La transhumance est une tradition séculaire en Oisans
Gilbert désigne avec son bâton des friches et des forêts : « Avant ici, il y avait les prés de fauche pour faire le fourrage d’hiver. Là, le pré des vaches. Plus haut, ceux des moutons ». En plus des bêtes de chacun, les pâturages accueillaient les moutons du Sud de la France. La transhumance est une tradition séculaire en Oisans. A la fin du printemps, les éleveurs d’ovins provençaux menaient leurs troupeaux à pied jusque dans les montagnes uissanes en quête d’herbes plus vertes et plus grasses. Aujourd’hui les moutons voyagent en camion, mais la tradition perdure. Sur les 800 bêtes que garde Gilbert, 700 appartiennent à un éleveur du Gard.

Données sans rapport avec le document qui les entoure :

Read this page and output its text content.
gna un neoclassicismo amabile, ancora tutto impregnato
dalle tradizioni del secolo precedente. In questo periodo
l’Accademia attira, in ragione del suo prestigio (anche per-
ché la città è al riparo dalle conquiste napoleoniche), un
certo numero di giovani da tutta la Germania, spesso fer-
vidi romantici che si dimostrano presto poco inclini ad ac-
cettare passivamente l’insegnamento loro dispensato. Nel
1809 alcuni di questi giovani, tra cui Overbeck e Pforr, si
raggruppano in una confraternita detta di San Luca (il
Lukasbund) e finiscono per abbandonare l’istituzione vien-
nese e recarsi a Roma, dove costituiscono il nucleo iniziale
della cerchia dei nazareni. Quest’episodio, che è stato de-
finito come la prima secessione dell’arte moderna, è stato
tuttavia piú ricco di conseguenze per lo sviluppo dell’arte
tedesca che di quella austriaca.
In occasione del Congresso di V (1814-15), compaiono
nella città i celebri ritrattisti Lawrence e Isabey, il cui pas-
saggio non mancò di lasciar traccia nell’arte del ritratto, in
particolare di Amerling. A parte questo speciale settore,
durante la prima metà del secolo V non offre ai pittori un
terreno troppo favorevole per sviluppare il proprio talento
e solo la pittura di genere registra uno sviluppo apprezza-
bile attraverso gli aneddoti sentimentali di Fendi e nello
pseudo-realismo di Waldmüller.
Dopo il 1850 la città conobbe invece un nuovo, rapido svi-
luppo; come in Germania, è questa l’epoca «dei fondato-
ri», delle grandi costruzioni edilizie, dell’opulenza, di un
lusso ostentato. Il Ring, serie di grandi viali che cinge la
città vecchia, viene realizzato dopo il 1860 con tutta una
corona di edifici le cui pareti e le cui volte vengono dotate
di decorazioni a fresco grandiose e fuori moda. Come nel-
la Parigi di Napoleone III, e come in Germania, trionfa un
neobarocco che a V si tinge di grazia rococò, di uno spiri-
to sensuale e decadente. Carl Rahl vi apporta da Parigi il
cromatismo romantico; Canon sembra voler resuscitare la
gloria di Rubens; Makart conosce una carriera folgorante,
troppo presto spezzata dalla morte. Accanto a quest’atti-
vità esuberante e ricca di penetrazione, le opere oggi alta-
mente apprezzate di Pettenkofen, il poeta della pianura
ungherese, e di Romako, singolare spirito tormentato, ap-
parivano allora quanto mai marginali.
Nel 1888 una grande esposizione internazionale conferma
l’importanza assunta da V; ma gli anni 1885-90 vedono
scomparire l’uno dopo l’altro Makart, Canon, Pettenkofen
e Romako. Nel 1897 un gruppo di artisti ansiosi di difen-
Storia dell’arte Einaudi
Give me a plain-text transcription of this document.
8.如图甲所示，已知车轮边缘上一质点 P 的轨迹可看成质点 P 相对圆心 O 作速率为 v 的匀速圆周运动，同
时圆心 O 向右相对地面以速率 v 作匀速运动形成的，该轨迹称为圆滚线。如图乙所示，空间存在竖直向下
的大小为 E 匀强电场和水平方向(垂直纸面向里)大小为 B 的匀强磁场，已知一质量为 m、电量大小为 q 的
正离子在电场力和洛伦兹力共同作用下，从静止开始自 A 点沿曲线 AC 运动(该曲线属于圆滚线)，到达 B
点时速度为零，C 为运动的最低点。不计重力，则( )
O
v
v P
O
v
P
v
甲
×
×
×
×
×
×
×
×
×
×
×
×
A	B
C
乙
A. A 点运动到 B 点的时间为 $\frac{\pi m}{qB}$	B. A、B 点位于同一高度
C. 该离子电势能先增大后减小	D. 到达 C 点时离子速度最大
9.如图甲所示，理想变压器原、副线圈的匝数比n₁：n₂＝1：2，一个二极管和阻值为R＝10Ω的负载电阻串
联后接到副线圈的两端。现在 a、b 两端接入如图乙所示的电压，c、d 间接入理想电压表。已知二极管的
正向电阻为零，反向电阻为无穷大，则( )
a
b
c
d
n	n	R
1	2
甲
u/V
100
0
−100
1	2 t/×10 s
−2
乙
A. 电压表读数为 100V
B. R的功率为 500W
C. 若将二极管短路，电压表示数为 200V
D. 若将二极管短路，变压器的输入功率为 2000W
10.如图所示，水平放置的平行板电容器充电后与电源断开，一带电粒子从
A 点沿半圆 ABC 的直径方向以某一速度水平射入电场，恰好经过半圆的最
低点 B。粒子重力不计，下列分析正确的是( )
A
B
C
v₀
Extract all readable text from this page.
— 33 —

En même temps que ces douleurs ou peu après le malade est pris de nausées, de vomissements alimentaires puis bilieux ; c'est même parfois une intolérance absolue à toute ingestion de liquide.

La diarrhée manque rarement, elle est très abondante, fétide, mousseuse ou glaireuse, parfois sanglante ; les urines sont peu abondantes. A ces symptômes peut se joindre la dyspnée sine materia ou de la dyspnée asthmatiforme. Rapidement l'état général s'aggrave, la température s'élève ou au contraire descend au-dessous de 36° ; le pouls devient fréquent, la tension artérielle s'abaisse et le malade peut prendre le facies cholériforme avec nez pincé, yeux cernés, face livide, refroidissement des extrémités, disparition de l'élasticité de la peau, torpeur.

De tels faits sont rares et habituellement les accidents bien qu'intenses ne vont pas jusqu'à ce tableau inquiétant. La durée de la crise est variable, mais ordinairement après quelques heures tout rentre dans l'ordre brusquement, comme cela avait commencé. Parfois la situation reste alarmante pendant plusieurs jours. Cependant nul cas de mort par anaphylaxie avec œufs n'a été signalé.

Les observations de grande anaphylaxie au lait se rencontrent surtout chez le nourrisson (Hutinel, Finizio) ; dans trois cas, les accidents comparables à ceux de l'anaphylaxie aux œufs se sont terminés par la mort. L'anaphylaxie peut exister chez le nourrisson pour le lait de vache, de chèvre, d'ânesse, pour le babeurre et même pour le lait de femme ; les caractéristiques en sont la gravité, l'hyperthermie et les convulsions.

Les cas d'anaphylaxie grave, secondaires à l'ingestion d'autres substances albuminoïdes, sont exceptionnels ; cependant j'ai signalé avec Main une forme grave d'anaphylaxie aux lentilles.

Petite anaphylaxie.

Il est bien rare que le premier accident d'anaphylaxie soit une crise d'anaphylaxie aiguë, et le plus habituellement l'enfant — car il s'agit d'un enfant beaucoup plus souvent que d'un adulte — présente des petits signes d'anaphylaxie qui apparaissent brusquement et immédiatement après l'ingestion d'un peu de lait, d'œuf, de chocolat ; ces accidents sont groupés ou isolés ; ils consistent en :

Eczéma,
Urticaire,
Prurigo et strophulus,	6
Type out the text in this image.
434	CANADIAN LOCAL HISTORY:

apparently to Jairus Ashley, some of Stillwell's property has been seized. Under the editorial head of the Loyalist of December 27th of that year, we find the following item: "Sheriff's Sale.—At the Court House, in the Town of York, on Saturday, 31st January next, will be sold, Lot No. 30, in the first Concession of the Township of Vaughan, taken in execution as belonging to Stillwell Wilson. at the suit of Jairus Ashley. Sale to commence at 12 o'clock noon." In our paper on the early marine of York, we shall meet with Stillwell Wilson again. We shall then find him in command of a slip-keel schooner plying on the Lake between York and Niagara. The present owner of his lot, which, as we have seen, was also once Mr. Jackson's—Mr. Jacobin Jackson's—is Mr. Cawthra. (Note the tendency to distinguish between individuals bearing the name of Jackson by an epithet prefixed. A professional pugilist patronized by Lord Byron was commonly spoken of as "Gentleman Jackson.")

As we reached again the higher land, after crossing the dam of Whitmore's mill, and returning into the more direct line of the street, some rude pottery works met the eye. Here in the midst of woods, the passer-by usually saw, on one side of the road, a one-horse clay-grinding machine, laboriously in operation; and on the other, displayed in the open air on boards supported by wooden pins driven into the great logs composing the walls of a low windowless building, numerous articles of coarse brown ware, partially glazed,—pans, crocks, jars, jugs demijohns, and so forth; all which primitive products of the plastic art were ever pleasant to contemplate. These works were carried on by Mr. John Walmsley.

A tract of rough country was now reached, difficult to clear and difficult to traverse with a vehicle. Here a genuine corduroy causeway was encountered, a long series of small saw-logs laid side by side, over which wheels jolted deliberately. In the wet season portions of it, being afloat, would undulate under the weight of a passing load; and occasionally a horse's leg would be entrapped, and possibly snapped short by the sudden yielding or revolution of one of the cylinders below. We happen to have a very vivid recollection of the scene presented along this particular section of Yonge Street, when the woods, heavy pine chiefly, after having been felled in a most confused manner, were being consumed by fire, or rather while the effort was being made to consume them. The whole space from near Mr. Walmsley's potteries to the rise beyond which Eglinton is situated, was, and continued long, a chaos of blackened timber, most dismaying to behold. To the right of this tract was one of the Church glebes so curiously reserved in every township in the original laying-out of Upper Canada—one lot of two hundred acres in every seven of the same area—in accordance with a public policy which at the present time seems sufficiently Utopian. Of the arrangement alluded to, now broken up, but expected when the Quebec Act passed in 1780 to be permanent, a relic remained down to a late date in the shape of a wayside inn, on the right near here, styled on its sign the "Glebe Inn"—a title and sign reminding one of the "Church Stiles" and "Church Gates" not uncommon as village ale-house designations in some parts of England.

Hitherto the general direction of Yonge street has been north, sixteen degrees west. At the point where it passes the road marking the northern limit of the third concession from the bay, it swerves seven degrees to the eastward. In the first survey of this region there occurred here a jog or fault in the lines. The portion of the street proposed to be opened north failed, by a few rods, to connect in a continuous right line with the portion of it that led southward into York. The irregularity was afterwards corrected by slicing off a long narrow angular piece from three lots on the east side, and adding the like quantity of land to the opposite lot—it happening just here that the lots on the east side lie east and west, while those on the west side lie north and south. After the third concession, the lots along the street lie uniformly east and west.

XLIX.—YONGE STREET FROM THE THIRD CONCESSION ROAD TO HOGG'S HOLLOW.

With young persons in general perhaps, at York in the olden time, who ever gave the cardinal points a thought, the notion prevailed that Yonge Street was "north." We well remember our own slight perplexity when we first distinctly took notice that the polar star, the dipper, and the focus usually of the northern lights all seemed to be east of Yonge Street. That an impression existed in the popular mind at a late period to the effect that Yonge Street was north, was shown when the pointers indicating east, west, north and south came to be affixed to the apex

Le berger raconte, appuyé sur son bâton : « Les hivers étaient durs à l’époque. Pour gagner un peu d‘argent, les anciens faisaient soit colporteurs dans les grandes villes, soit gardien de troupeau dans le Midi comme mes aïeux. Certains ne revenaient pas au village après avoir goûté à une vie plus douce dans la vallée ». L’implantation de la station de ski en 1946 a mis du beurre dans les épinards. Petit à petit, les habitants ont délaissé le mode de vie pastoral pour travailler aux remontées mécaniques. Les parents de Gilbert se sont adaptés. « Gamin, je distribuais le lait de nos vaches avec ma mère dans les hôtels de la station. Mon père et moi, nous ramassions les poubelles des touristes avec l’aide de notre jument. Et puis il fallait s’occuper des bêtes. Je n’allais pas beaucoup à l’école » confesse le Bisalpin avec pudeur. « Quand j’ai eu l’âge de travailler, l’hiver je conduisais les dameuses sur les pistes de ski. Je finissais à minuit et je me levais à 5h du matin pour nourrir les brebis à la bergerie».
Le dernier bastion de la culture paysanne
Aujourd’hui, la famille de Gilbert représente le dernier bastion de la culture paysanne aux Deux Alpes. Dans un hameau de la station, son frère élève encore des vaches, des chèvres et des ânes. Sa belle-sœur fabrique des fromages. Gilbert garde en mémoire des instants privilégiés du temps où il était à la fois berger et fromager : « J’aimais beaucoup le moment de la traite du soir. Je prenais mon seau, un morceau de pain, et j’allais tirer le lait, seul avec mes bêtes… J’ai arrêté les fromages il y a quelques années, c’était trop de travail ».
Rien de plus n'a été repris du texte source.